Katharina Hagena : Le Goût des pépins de pomme
30/07/2013
Katharina Hagena, linguiste et auteur allemande née en 1967 à Karlsruhe, est une spécialiste de l'œuvre de Joyce. Elle a enseigné la littérature anglaise et allemande au Trinity College à Dublin, et à l'Université de Hambourg, où elle vit toujours avec sa famille. Son roman, Le Goût des pépins de pomme, est paru en 2010.
A la mort de Bertha, ses trois filles, Inga, Harriet et Christa, ainsi que sa petite-fille Iris, enfant de Christa et narratrice du roman, se retrouvent dans leur maison de famille, à Bootshaven, un petit village du nord de l'Allemagne, pour la lecture du testament.
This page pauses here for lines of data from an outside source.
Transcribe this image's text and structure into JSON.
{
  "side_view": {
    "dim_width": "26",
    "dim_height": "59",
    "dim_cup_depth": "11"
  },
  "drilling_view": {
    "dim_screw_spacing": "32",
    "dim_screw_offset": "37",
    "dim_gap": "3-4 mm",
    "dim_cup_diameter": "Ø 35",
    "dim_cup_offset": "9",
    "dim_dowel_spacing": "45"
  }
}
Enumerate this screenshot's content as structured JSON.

A sa grande surprise, Iris hérite de la maison et doit décider en quelques jours de ce qu'elle va en faire. Bibliothécaire à Fribourg, elle n'envisage pas, dans un premier temps, de la conserver.
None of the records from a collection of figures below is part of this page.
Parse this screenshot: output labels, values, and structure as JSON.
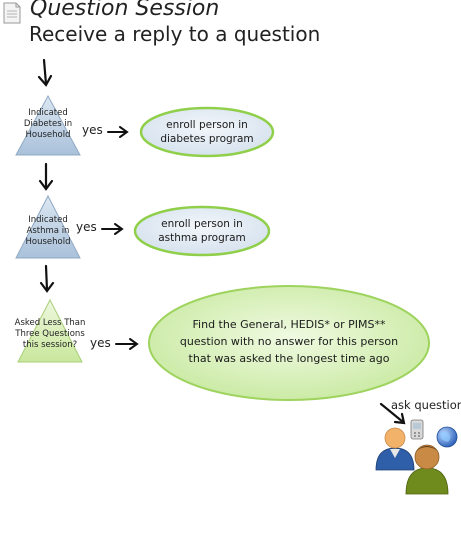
{
  "header": {
    "title": "Question Session",
    "subtitle": "Receive a reply to a question"
  },
  "steps": [
    {
      "condition_lines": [
        "Indicated",
        "Diabetes in",
        "Household"
      ],
      "branch_label": "yes",
      "action_lines": [
        "enroll person in",
        "diabetes program"
      ]
    },
    {
      "condition_lines": [
        "Indicated",
        "Asthma in",
        "Household"
      ],
      "branch_label": "yes",
      "action_lines": [
        "enroll person in",
        "asthma program"
      ]
    },
    {
      "condition_lines": [
        "Asked Less Than",
        "Three Questions",
        "this session?"
      ],
      "branch_label": "yes",
      "action_lines": [
        "Find the General, HEDIS* or PIMS**",
        "question with no answer for this person",
        "that was asked the longest time ago"
      ]
    }
  ],
  "ask_label": "ask question",
  "icons": {
    "document": "document-icon",
    "phone": "phone-icon",
    "globe": "globe-icon",
    "users": "users-icon"
  },
  "colors": {
    "triangle_blue": "#b7cde3",
    "triangle_green": "#d9efb5",
    "oval_border": "#8fcf4a",
    "oval_fill": "#e3ecf4",
    "big_oval_fill": "#d9f0b8"
  }
}
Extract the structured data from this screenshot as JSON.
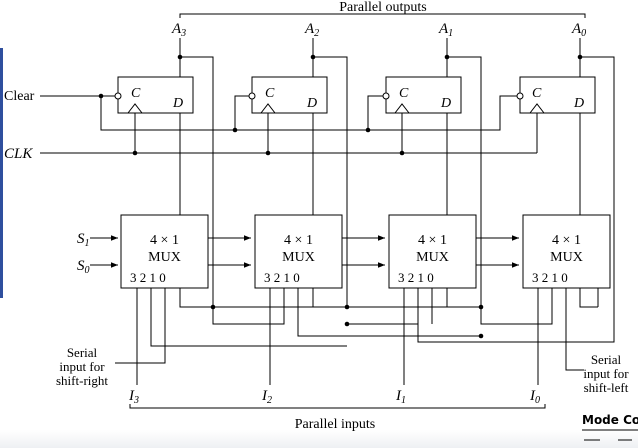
{
  "diagram": {
    "title_top": "Parallel outputs",
    "title_bottom": "Parallel inputs",
    "outputs": [
      {
        "main": "A",
        "sub": "3"
      },
      {
        "main": "A",
        "sub": "2"
      },
      {
        "main": "A",
        "sub": "1"
      },
      {
        "main": "A",
        "sub": "0"
      }
    ],
    "inputs": [
      {
        "main": "I",
        "sub": "3"
      },
      {
        "main": "I",
        "sub": "2"
      },
      {
        "main": "I",
        "sub": "1"
      },
      {
        "main": "I",
        "sub": "0"
      }
    ],
    "clear_label": "Clear",
    "clk_label": "CLK",
    "select": [
      {
        "main": "S",
        "sub": "1"
      },
      {
        "main": "S",
        "sub": "0"
      }
    ],
    "flipflop": {
      "clear_pin": "C",
      "data_pin": "D"
    },
    "mux": {
      "line1": "4 × 1",
      "line2": "MUX",
      "pins": "3 2 1 0"
    },
    "serial_right": [
      "Serial",
      "input for",
      "shift-right"
    ],
    "serial_left": [
      "Serial",
      "input for",
      "shift-left"
    ],
    "mode_control": "Mode Contr"
  }
}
Durant les quelques jours de congés qu’elle s’accorde pour régler la succession, elle va redécouvrir cette maison et ce jardin où elle a passé son enfance ainsi que la campagne riche en lieux d’amusement pour les trois amies qu’étaient Iris, Rosemarie sa cousine et Mira une voisine. Lentement, les souvenirs vont remonter par bribes à sa mémoire. Entre chaque maille, des trous qu’Iris va devoir combler, parfois avec mélancolie, parfois avec douleur, au risque aussi de déclencher des interrogations aux réponses incertaines.
Ce vieux monsieur Lexow qui a entretenu la maison ces dernières années, a-t-il été l’amant de Bertha et le père biologique de sa tante Inga ? Et son grand-père, quel était son rôle durant la guerre, était-il un nazi ? Comment est décédée exactement sa cousine Rosemarie, fille d’Harriet, alors qu’elle n’avait qu’une quinzaine d’années ? Tous les acteurs du roman vont laisser transpirer des secrets enfouis, plus ou moins avouables, comme dans de nombreuses familles. Acteurs, mais plutôt actrices, car dans ce roman les hommes ne sont pas des figures très fortes, à peine esquissés, juste des seconds rôles ou des faire-valoir.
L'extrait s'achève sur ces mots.